Spokesmen for OFHEO had no immediate comment.

Washington-based Fannie Mae has been shrinking its loan portfolio even faster than expected as it prepared to meet the original June deadline. Its spectacular growth of recent years could be curtailed.

The company said Monday that its gross portfolio, which includes both its own investments and mortgage-backed securities it guarantees that are held by other investors, fell to $890 billion at the end of January from $904.6 billion in December, for an annualized rate of decline of 16.8 percent.

By comparison, Fannie Mae’s mortgage portfolio fell at an annualized rate of 10.1 percent in December, bringing growth for 2004 as a whole to 0.7 percent, compared with 2003’s 13.1 percent pace.

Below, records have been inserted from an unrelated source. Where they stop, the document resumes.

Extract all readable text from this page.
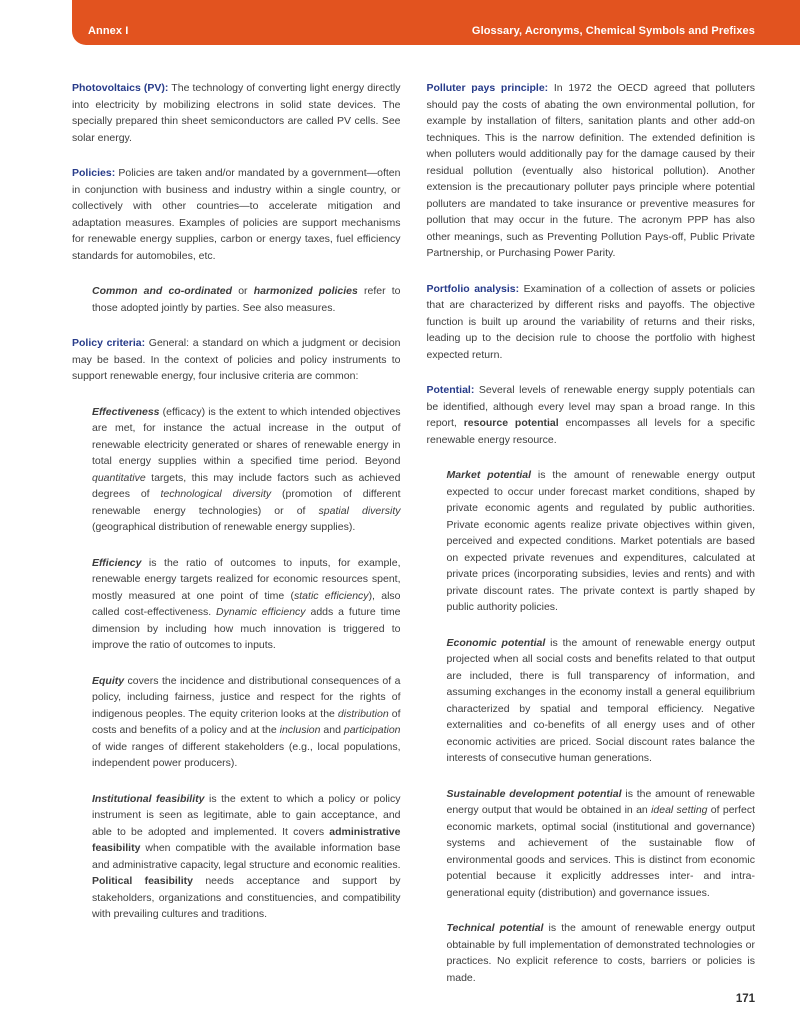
Annex I	Glossary, Acronyms, Chemical Symbols and Prefixes

Photovoltaics (PV): The technology of converting light energy directly into electricity by mobilizing electrons in solid state devices. The specially prepared thin sheet semiconductors are called PV cells. See solar energy.

Policies: Policies are taken and/or mandated by a government—often in conjunction with business and industry within a single country, or collectively with other countries—to accelerate mitigation and adaptation measures. Examples of policies are support mechanisms for renewable energy supplies, carbon or energy taxes, fuel efficiency standards for automobiles, etc.

Common and co-ordinated or harmonized policies refer to those adopted jointly by parties. See also measures.

Policy criteria: General: a standard on which a judgment or decision may be based. In the context of policies and policy instruments to support renewable energy, four inclusive criteria are common:

Effectiveness (efficacy) is the extent to which intended objectives are met, for instance the actual increase in the output of renewable electricity generated or shares of renewable energy in total energy supplies within a specified time period. Beyond quantitative targets, this may include factors such as achieved degrees of technological diversity (promotion of different renewable energy technologies) or of spatial diversity (geographical distribution of renewable energy supplies).

Efficiency is the ratio of outcomes to inputs, for example, renewable energy targets realized for economic resources spent, mostly measured at one point of time (static efficiency), also called cost-effectiveness. Dynamic efficiency adds a future time dimension by including how much innovation is triggered to improve the ratio of outcomes to inputs.

Equity covers the incidence and distributional consequences of a policy, including fairness, justice and respect for the rights of indigenous peoples. The equity criterion looks at the distribution of costs and benefits of a policy and at the inclusion and participation of wide ranges of different stakeholders (e.g., local populations, independent power producers).

Institutional feasibility is the extent to which a policy or policy instrument is seen as legitimate, able to gain acceptance, and able to be adopted and implemented. It covers administrative feasibility when compatible with the available information base and administrative capacity, legal structure and economic realities. Political feasibility needs acceptance and support by stakeholders, organizations and constituencies, and compatibility with prevailing cultures and traditions.

Polluter pays principle: In 1972 the OECD agreed that polluters should pay the costs of abating the own environmental pollution, for example by installation of filters, sanitation plants and other add-on techniques. This is the narrow definition. The extended definition is when polluters would additionally pay for the damage caused by their residual pollution (eventually also historical pollution). Another extension is the precautionary polluter pays principle where potential polluters are mandated to take insurance or preventive measures for pollution that may occur in the future. The acronym PPP has also other meanings, such as Preventing Pollution Pays-off, Public Private Partnership, or Purchasing Power Parity.

Portfolio analysis: Examination of a collection of assets or policies that are characterized by different risks and payoffs. The objective function is built up around the variability of returns and their risks, leading up to the decision rule to choose the portfolio with highest expected return.

Potential: Several levels of renewable energy supply potentials can be identified, although every level may span a broad range. In this report, resource potential encompasses all levels for a specific renewable energy resource.

Market potential is the amount of renewable energy output expected to occur under forecast market conditions, shaped by private economic agents and regulated by public authorities. Private economic agents realize private objectives within given, perceived and expected conditions. Market potentials are based on expected private revenues and expenditures, calculated at private prices (incorporating subsidies, levies and rents) and with private discount rates. The private context is partly shaped by public authority policies.

Economic potential is the amount of renewable energy output projected when all social costs and benefits related to that output are included, there is full transparency of information, and assuming exchanges in the economy install a general equilibrium characterized by spatial and temporal efficiency. Negative externalities and co-benefits of all energy uses and of other economic activities are priced. Social discount rates balance the interests of consecutive human generations.

Sustainable development potential is the amount of renewable energy output that would be obtained in an ideal setting of perfect economic markets, optimal social (institutional and governance) systems and achievement of the sustainable flow of environmental goods and services. This is distinct from economic potential because it explicitly addresses inter- and intra-generational equity (distribution) and governance issues.

Technical potential is the amount of renewable energy output obtainable by full implementation of demonstrated technologies or practices. No explicit reference to costs, barriers or policies is made.

171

The company also has raised fresh capital by issuing $5 billion in preferred stock and slashed its first-quarter dividend payout by half, to 26 cents per share, to make up its anticipated shortfall.

On Tuesday, OFHEO said it had proposed requiring Fannie Mae and Freddie Mac, its smaller rival in the $8 trillion home-mortgage market, to promptly report mortgage fraud or suspected fraud to the government and to establish internal controls to detect it. The action followed the defrauding of U.S. housing finance agency Ginnie Mae.

In addition, OFHEO Director Armando Falcon ordered Fannie Mae and Freddie Mac to notify the agency of any government investigations or civil or criminal actions, or lawsuits by private parties such as shareholders.

Freddie Mac disclosed in June 2003 that it had understated profits by some $4.5 billion for 2000 to 2002 in an effort to smooth earnings.

The two companies, created by Congress, pump money into the home-mortgage market by buying and guaranteeing repayment of billions of dollars of home loans each year from banks and other lenders, then bundling them into securities that are resold to investors worldwide.